John Scalzi posted his seven Maxims for Non-Believers and they struck me as so well-crafted, I immediately wished that I was a non-believer so that I could use them:
- Being a non-believer does not mean you have to be intolerant of those who believe.
- Being a non-believer does not mean you have to be ignorant of the beliefs of those around you.
- Being a non-believer doesn’t mean you need to keep your children ignorant of the beliefs around you either. Withholding information from your children is a very bad way to help them make responsible decisions.
- Being a non-believer does not mean you can’t empathize with the religious impulse in others.
- Being tolerant of belief, knowledgeable about beliefs and empathetic toward the desire for belief does not make one less of a non-believer.

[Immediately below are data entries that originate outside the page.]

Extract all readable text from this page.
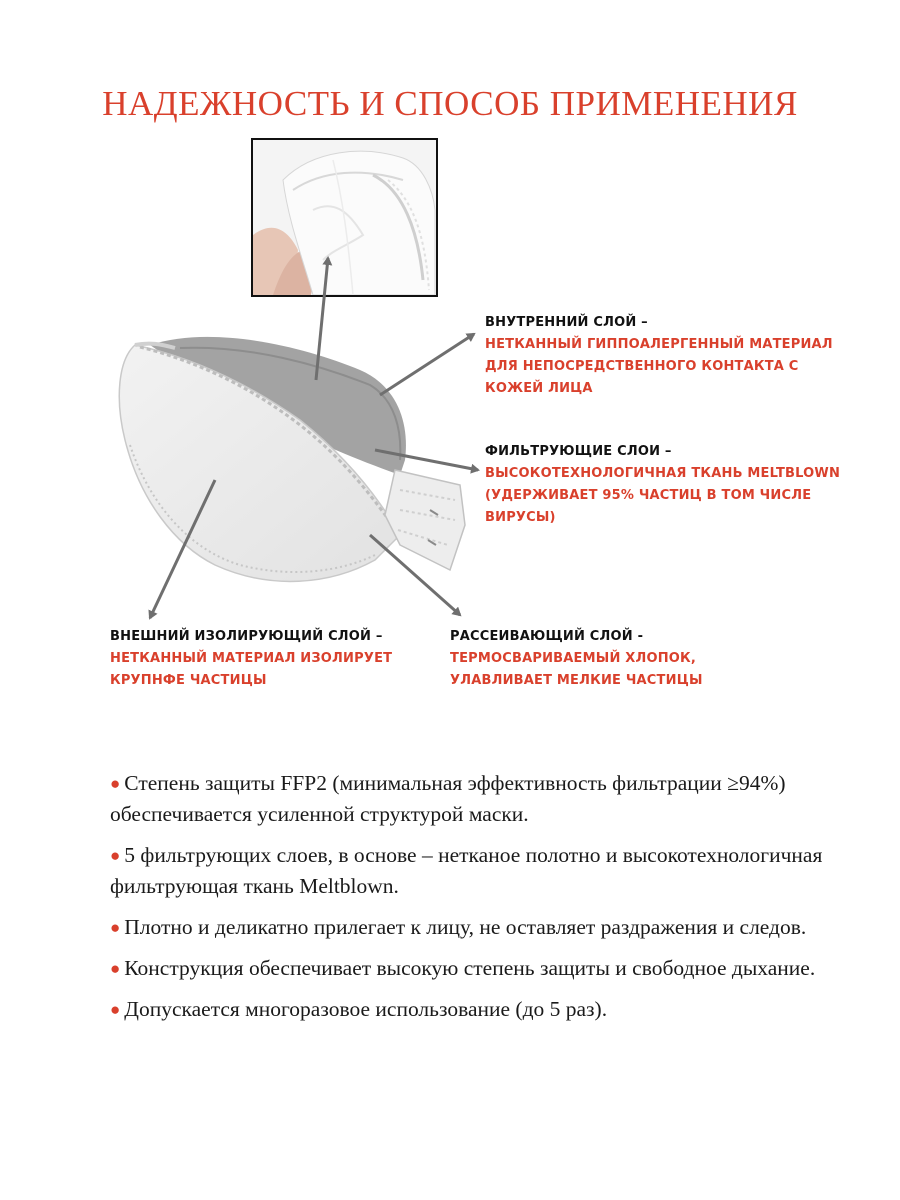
НАДЕЖНОСТЬ И СПОСОБ ПРИМЕНЕНИЯ
ВНУТРЕННИЙ СЛОЙ –
НЕТКАННЫЙ ГИППОАЛЕРГЕННЫЙ МАТЕРИАЛ
ДЛЯ НЕПОСРЕДСТВЕННОГО КОНТАКТА С
КОЖЕЙ ЛИЦА
ФИЛЬТРУЮЩИЕ СЛОИ –
ВЫСОКОТЕХНОЛОГИЧНАЯ ТКАНЬ MELTBLOWN
(УДЕРЖИВАЕТ 95% ЧАСТИЦ В ТОМ ЧИСЛЕ
ВИРУСЫ)
ВНЕШНИЙ ИЗОЛИРУЮЩИЙ СЛОЙ –
НЕТКАННЫЙ МАТЕРИАЛ ИЗОЛИРУЕТ
КРУПНФЕ ЧАСТИЦЫ
РАССЕИВАЮЩИЙ СЛОЙ -
ТЕРМОСВАРИВАЕМЫЙ ХЛОПОК,
УЛАВЛИВАЕТ МЕЛКИЕ ЧАСТИЦЫ

● Степень защиты FFP2 (минимальная эффективность фильтрации ≥94%) обеспечивается усиленной структурой маски.

● 5 фильтрующих слоев, в основе – нетканое полотно и высокотехнологичная фильтрующая ткань Meltblown.

● Плотно и деликатно прилегает к лицу, не оставляет раздражения и следов.

● Конструкция обеспечивает высокую степень защиты и свободное дыхание.

● Допускается многоразовое использование (до 5 раз).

It makes one tolerant, knowledgeable and empathetic.
- I believe that my tolerance, knowledge and empathy makes my own non-belief stronger, because I know why other people believe, and why I don’t.
- I believe that in being tolerant, knowledgeable and empathetic toward believers, I encourage those who believe to be tolerant, knowledgeable and empathetic toward me.

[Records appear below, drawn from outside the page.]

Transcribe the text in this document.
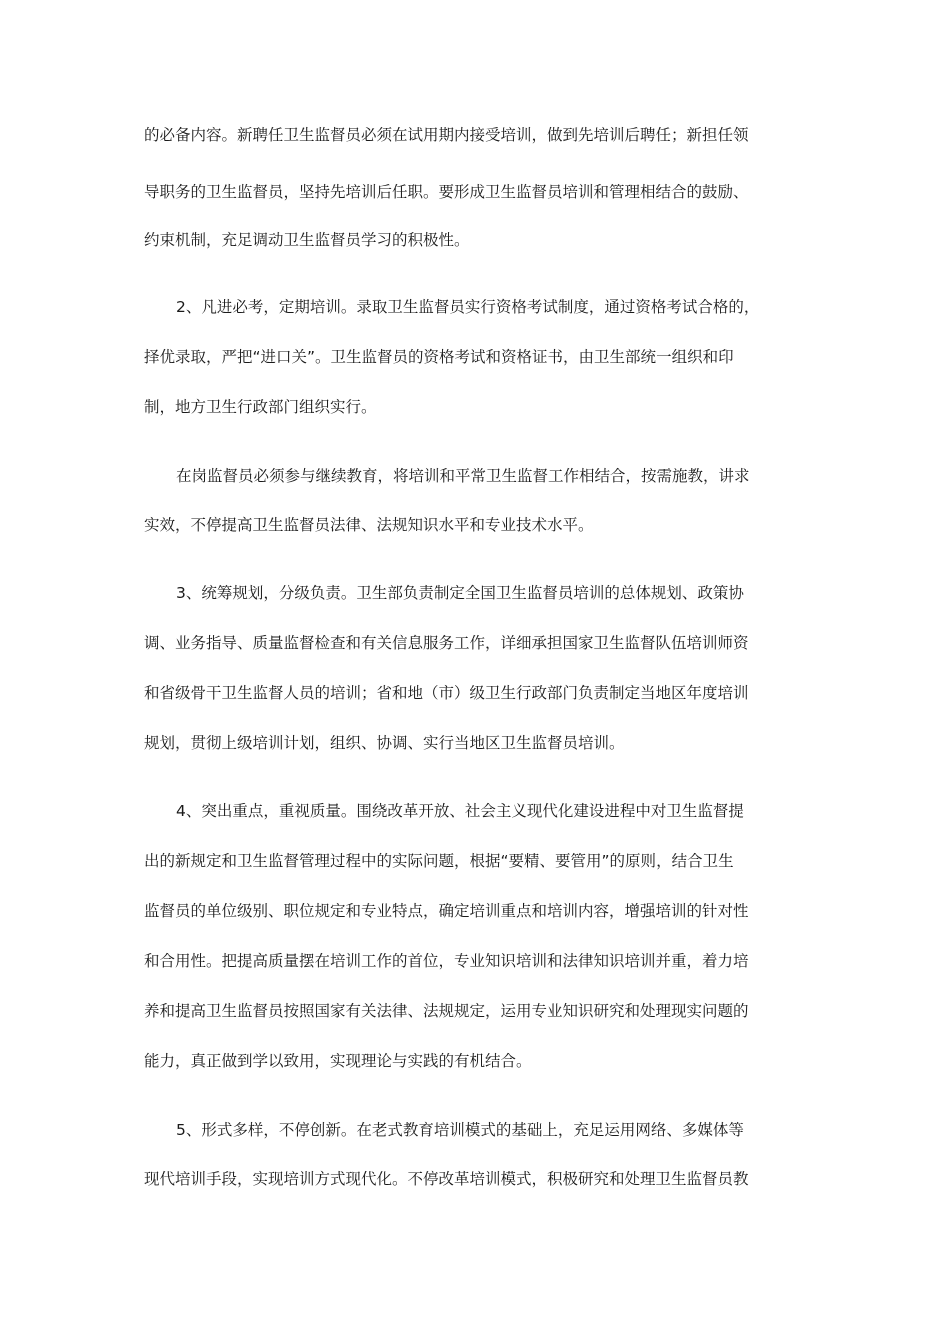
的必备内容。新聘任卫生监督员必须在试用期内接受培训，做到先培训后聘任；新担任领
导职务的卫生监督员，坚持先培训后任职。要形成卫生监督员培训和管理相结合的鼓励、
约束机制，充足调动卫生监督员学习的积极性。
2、凡进必考，定期培训。录取卫生监督员实行资格考试制度，通过资格考试合格的，
择优录取，严把“进口关”。卫生监督员的资格考试和资格证书，由卫生部统一组织和印
制，地方卫生行政部门组织实行。
在岗监督员必须参与继续教育，将培训和平常卫生监督工作相结合，按需施教，讲求
实效，不停提高卫生监督员法律、法规知识水平和专业技术水平。
3、统筹规划，分级负责。卫生部负责制定全国卫生监督员培训的总体规划、政策协
调、业务指导、质量监督检查和有关信息服务工作，详细承担国家卫生监督队伍培训师资
和省级骨干卫生监督人员的培训；省和地（市）级卫生行政部门负责制定当地区年度培训
规划，贯彻上级培训计划，组织、协调、实行当地区卫生监督员培训。
4、突出重点，重视质量。围绕改革开放、社会主义现代化建设进程中对卫生监督提
出的新规定和卫生监督管理过程中的实际问题，根据“要精、要管用”的原则，结合卫生
监督员的单位级别、职位规定和专业特点，确定培训重点和培训内容，增强培训的针对性
和合用性。把提高质量摆在培训工作的首位，专业知识培训和法律知识培训并重，着力培
养和提高卫生监督员按照国家有关法律、法规规定，运用专业知识研究和处理现实问题的
能力，真正做到学以致用，实现理论与实践的有机结合。
5、形式多样，不停创新。在老式教育培训模式的基础上，充足运用网络、多媒体等
现代培训手段，实现培训方式现代化。不停改革培训模式，积极研究和处理卫生监督员教
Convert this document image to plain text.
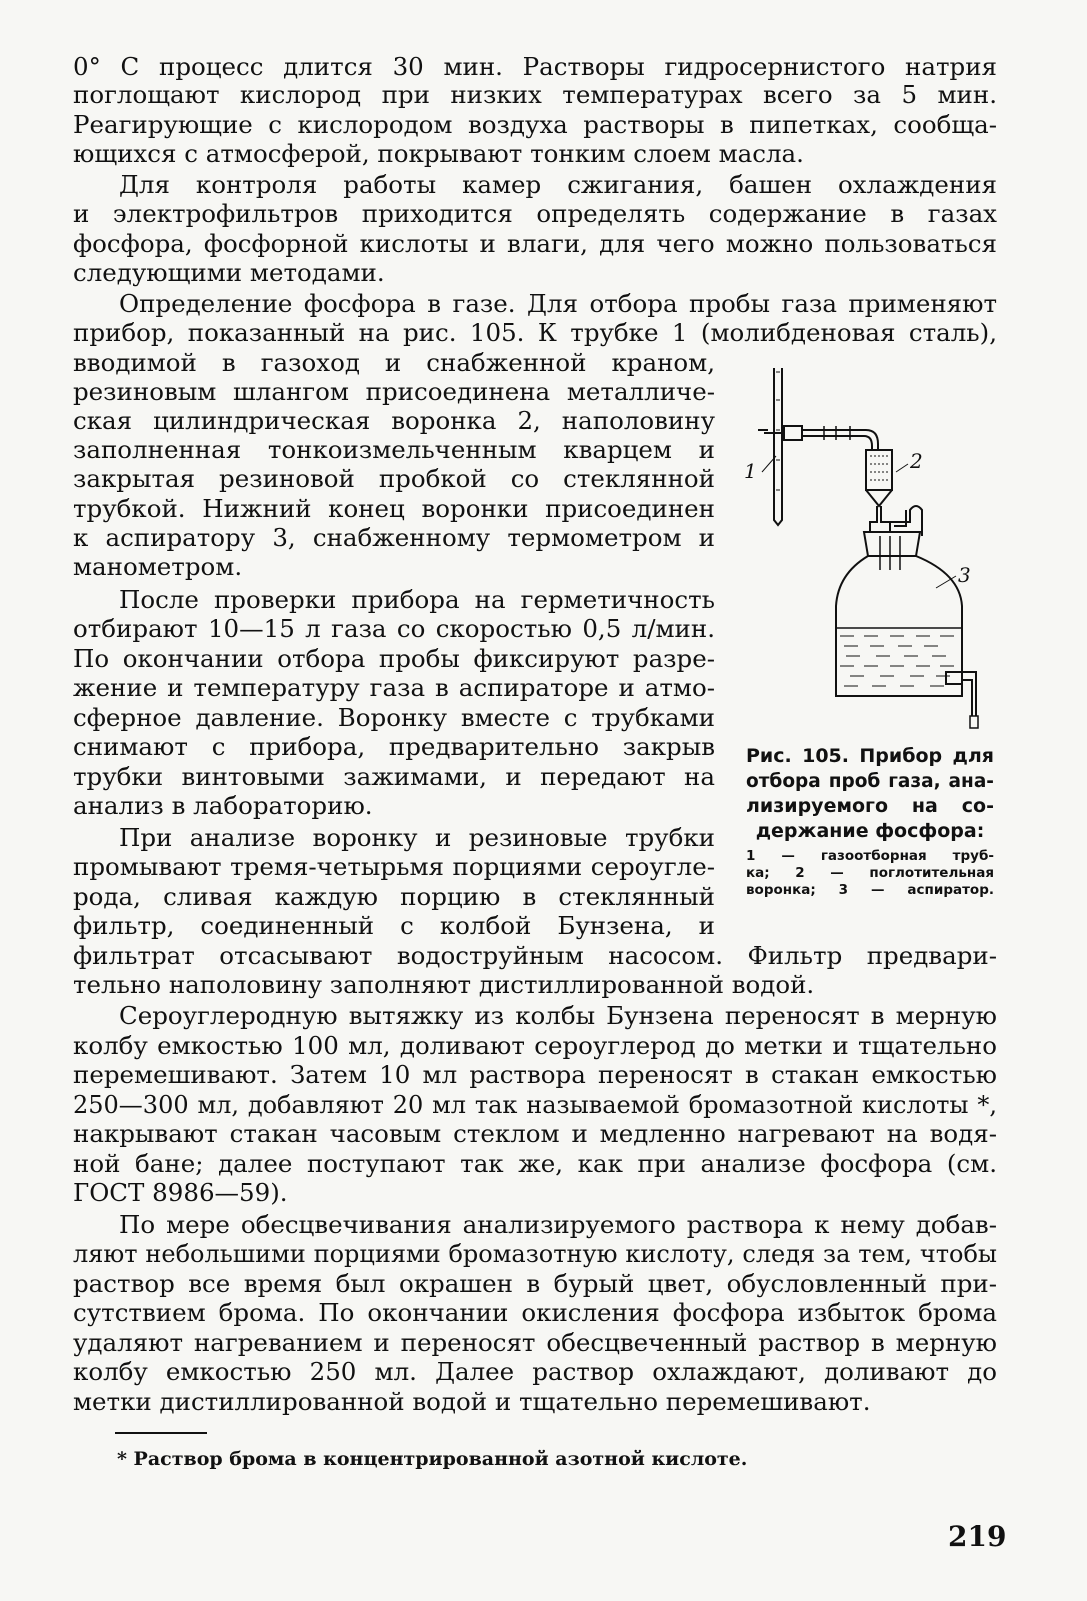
0° С процесс длится 30 мин. Растворы гидросернистого натрия
поглощают кислород при низких температурах всего за 5 мин.
Реагирующие с кислородом воздуха растворы в пипетках, сообща-
ющихся с атмосферой, покрывают тонким слоем масла.
Для контроля работы камер сжигания, башен охлаждения
и электрофильтров приходится определять содержание в газах
фосфора, фосфорной кислоты и влаги, для чего можно пользоваться
следующими методами.
Определение фосфора в газе. Для отбора пробы газа применяют
прибор, показанный на рис. 105. К трубке 1 (молибденовая сталь),
вводимой в газоход и снабженной краном,
резиновым шлангом присоединена металличе-
ская цилиндрическая воронка 2, наполовину
заполненная тонкоизмельченным кварцем и
закрытая резиновой пробкой со стеклянной
трубкой. Нижний конец воронки присоединен
к аспиратору 3, снабженному термометром и
манометром.
После проверки прибора на герметичность
отбирают 10—15 л газа со скоростью 0,5 л/мин.
По окончании отбора пробы фиксируют разре-
жение и температуру газа в аспираторе и атмо-
сферное давление. Воронку вместе с трубками
снимают с прибора, предварительно закрыв
трубки винтовыми зажимами, и передают на
анализ в лабораторию.
При анализе воронку и резиновые трубки
промывают тремя-четырьмя порциями сероугле-
рода, сливая каждую порцию в стеклянный
фильтр, соединенный с колбой Бунзена, и
фильтрат отсасывают водоструйным насосом. Фильтр предвари-
тельно наполовину заполняют дистиллированной водой.
Сероуглеродную вытяжку из колбы Бунзена переносят в мерную
колбу емкостью 100 мл, доливают сероуглерод до метки и тщательно
перемешивают. Затем 10 мл раствора переносят в стакан емкостью
250—300 мл, добавляют 20 мл так называемой бромазотной кислоты *,
накрывают стакан часовым стеклом и медленно нагревают на водя-
ной бане; далее поступают так же, как при анализе фосфора (см.
ГОСТ 8986—59).
По мере обесцвечивания анализируемого раствора к нему добав-
ляют небольшими порциями бромазотную кислоту, следя за тем, чтобы
раствор все время был окрашен в бурый цвет, обусловленный при-
сутствием брома. По окончании окисления фосфора избыток брома
удаляют нагреванием и переносят обесцвеченный раствор в мерную
колбу емкостью 250 мл. Далее раствор охлаждают, доливают до
метки дистиллированной водой и тщательно перемешивают.
1	2
3
Рис. 105. Прибор для
отбора проб газа, ана-
лизируемого на со-
держание фосфора:
1 — газоотборная труб-
ка; 2 — поглотительная
воронка; 3 — аспиратор.
* Раствор брома в концентрированной азотной кислоте.
219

Then I began to wonder what a corresponding set of Maxims for Believers would look like. Here’s my stab at them:
- Being a believer does not give me cause to be intolerant of those who do not share my beliefs.
- Being a believer does not make it acceptable to be ignorant of others’ beliefs or lack thereof.

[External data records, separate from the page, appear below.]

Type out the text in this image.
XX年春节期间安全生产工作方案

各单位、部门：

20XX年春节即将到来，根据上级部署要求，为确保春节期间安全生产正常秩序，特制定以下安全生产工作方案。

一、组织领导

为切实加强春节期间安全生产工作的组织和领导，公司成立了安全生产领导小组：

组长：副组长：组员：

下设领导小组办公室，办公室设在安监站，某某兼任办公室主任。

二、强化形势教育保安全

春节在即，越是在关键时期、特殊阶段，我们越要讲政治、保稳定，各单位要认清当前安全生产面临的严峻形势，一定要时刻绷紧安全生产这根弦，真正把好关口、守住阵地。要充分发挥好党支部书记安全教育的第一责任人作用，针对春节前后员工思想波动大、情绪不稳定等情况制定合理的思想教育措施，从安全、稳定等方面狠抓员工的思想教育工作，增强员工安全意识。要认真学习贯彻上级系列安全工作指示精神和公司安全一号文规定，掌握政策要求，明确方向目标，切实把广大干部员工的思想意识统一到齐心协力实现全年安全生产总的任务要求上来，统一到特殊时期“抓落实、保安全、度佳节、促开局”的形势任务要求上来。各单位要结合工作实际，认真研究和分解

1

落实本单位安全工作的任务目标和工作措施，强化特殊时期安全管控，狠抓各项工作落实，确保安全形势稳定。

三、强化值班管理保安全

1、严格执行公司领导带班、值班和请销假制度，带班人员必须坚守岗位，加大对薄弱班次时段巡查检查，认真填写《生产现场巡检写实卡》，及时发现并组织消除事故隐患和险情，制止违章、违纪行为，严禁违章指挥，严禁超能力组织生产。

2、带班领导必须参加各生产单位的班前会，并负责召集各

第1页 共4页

- Being a believer does not make it acceptable to keep my children ignorant of the beliefs around me, nor do I need to hide from them the fact that many choose not to believe. My beliefs are not as valuable as I think if I can only successfully pass them by encouraging ignorance and committing acts of omission.
- Because I am a believer who values my ability to choose my beliefs, I should empathize with the beliefs or lack thereof in others.
- Being tolerant of, knowledgeable about, and empathetic towards the beliefs or lack thereof in others does not make me less of a believer. It makes me tolerant, knowledgeable, and empathetic.
- I believe that my tolerance, knowledge, and empathy make my own belief more personally genuine because I know why I believe and why other people do not.
- I believe that in being tolerant, knowledgeable, and empathetic toward those who do not share my beliefs, I encourage them to be tolerant, knowledgeable, and empathetic toward me.
It was surprisingly hard to put these into words, even with the framework of John’s example staring me in the face to
copy from inspire me. Picking the right phrasing is key to ensuring that these guidelines themselves exhibit the tolerance and empathy they endorse without being so gently worded as to be useless. I hope that John is not offended by my derivation; it’s been churning around in the back of my head for most of the day.